Tuesday, December 18, 2007

Just the Thing to Send to Soldiers at Christmas - More on Milton Bradley

Well, I tried to take advantage of Halloween with a "seasonal" post on some "creepy" aspects of Civil War medicine including "phantom limbs" and "glowing wounds." I thought I'd do the same for the holiday season with some posts that relate to Christmas and the Civil War.

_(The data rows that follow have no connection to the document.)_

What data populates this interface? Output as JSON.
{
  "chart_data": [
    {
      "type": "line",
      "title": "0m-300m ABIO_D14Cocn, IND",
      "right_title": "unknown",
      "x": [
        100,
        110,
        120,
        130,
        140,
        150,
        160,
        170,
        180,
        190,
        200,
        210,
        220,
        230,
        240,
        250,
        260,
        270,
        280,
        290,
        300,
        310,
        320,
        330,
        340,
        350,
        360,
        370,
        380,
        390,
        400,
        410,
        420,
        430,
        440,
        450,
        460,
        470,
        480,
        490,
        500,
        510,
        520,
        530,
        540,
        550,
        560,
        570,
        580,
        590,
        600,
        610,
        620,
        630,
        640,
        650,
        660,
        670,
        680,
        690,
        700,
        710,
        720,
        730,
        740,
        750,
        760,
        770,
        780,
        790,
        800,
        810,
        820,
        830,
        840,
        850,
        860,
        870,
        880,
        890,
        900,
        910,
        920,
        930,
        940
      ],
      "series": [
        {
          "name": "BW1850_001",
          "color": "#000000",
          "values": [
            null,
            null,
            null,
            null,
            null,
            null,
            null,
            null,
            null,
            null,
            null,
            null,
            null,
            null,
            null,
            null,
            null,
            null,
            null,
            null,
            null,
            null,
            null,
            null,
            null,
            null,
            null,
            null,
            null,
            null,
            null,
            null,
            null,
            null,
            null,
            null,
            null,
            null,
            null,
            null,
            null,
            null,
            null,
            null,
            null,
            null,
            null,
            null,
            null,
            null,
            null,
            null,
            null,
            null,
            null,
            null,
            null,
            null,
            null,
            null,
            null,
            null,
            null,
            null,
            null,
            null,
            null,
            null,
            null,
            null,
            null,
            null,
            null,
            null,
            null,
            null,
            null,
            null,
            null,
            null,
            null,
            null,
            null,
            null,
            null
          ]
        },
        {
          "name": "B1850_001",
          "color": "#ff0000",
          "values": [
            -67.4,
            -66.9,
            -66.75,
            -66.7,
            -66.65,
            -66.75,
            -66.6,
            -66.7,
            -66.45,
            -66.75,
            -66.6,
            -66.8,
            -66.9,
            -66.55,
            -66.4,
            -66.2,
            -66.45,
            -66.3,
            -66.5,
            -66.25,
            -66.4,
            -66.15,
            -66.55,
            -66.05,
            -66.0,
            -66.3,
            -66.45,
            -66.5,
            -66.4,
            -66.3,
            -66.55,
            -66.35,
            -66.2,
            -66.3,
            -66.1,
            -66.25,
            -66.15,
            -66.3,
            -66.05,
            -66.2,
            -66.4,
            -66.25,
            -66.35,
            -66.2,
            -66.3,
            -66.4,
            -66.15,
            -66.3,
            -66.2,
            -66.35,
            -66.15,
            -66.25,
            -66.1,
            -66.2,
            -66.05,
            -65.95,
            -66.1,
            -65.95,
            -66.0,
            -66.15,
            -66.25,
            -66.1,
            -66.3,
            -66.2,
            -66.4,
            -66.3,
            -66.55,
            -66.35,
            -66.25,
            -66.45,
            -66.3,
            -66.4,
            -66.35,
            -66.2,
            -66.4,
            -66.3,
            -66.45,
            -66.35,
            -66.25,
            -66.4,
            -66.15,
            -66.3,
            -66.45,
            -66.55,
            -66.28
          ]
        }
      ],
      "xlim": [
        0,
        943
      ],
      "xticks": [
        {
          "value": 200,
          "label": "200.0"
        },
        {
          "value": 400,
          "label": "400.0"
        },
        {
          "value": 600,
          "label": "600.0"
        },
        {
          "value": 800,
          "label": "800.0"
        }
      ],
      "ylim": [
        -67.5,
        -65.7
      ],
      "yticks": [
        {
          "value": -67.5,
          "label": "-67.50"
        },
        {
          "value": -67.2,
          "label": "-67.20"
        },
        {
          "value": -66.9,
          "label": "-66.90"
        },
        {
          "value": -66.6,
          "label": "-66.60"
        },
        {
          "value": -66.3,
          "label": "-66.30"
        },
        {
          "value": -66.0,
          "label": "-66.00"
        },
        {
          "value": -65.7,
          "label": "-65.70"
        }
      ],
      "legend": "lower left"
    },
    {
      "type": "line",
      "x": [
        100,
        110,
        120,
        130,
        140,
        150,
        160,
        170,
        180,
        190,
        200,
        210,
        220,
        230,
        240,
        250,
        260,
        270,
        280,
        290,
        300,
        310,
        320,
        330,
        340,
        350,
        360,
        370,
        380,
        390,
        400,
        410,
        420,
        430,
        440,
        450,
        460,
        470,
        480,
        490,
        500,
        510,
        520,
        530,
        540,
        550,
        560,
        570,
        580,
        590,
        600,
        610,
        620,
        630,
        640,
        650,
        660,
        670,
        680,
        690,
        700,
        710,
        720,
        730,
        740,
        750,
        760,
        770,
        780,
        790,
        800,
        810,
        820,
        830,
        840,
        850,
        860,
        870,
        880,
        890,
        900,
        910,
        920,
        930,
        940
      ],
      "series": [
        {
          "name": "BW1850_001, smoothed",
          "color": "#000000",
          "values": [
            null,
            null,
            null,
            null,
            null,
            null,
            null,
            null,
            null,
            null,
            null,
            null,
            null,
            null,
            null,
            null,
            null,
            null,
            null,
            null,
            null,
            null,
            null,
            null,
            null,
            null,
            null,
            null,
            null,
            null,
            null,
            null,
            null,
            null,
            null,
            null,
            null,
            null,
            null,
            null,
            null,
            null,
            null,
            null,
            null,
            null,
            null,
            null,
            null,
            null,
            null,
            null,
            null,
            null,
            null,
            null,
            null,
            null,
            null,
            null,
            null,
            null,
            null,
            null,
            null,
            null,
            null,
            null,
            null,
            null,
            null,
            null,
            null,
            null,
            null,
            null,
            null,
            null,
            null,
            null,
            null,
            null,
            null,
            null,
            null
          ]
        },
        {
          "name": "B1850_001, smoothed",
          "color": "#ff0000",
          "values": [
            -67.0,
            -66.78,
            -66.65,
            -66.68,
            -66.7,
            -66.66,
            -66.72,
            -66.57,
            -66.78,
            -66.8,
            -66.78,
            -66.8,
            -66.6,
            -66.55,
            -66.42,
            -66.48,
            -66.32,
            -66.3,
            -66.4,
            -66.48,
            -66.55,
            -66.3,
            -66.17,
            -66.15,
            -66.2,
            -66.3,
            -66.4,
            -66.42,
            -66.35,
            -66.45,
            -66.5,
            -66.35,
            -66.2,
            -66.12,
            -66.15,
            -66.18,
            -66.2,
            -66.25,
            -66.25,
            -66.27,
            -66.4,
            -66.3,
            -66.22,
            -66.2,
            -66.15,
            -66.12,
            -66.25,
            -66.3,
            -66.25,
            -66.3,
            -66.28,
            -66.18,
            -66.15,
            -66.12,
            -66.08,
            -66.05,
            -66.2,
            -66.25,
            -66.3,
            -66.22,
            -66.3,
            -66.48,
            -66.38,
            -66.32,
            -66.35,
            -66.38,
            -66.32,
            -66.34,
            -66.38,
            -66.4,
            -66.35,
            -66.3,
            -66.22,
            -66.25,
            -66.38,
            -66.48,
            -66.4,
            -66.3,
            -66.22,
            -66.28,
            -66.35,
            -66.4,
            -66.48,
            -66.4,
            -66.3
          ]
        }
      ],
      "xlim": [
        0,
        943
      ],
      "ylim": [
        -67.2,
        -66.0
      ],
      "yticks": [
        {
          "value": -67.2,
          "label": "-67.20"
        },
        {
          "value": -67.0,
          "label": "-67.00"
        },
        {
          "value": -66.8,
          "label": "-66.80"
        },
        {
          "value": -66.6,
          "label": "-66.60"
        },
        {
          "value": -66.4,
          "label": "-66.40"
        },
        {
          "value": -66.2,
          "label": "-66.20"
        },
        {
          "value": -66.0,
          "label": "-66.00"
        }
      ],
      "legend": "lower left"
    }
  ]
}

The first is a short update on some additional research I've done relating to an earlier post on the role that gamemaker Milton Bradley played in the Civil War.
I've started with the illustration above of a typical wartime advertisement for Milton Bradley's games. This particular adertisement appeared in the "Classified" section of the December 10, 1864 issue of the Scientific American (another favorite subject of mine) and is specifically geared to the Christmas season. I think it's pretty cool and provides a wonderful link between the present and the past.
As for additional research, since I first posted on Milton Bradley I came across two other great resources: one a 50th anniversary booklet - Milton Bradley: A Successful Man (Springfield, MA: Milton Bradley Co., 1910) - and the other a centennial history: It's All in the Game (New York: Putnam's, 1960).
Between the two I got some great ne winformation, including:
a) A wonderful quote from Milton Bradley himself regarding one of his printing press men who left the firm to enlist in the Union Army: "When he left, he said he would come back with shoulder straps,” Bradley remembered years later, adding, “and so he did, but minus one arm.”
b) What's more, Bradley – inspired by past generations who had taken up arms - even intended to volunteer himself. Captain A. B. Dyer, Superintendent of the Springfield Armory, persuaded the aspiring soldier that his talents would be better used as a draftsman at the armory than as a private in the ranks. Bradley complied, and did late night work at the arsenal as his part to assist in the national crisis.
c) It's All in the Game also included a letter to Bradley from a customer regarding the "Myriopticon" game of panoramic battle scenes from the war.
I incorporated a couple more paragraphs into a piece that will appear in the "Knapsack" section of North & South magazine within the coming months.
I am going to follow up today and tomorrow with another "holiday-themed" post - this one about the role of express companies in the Civil War.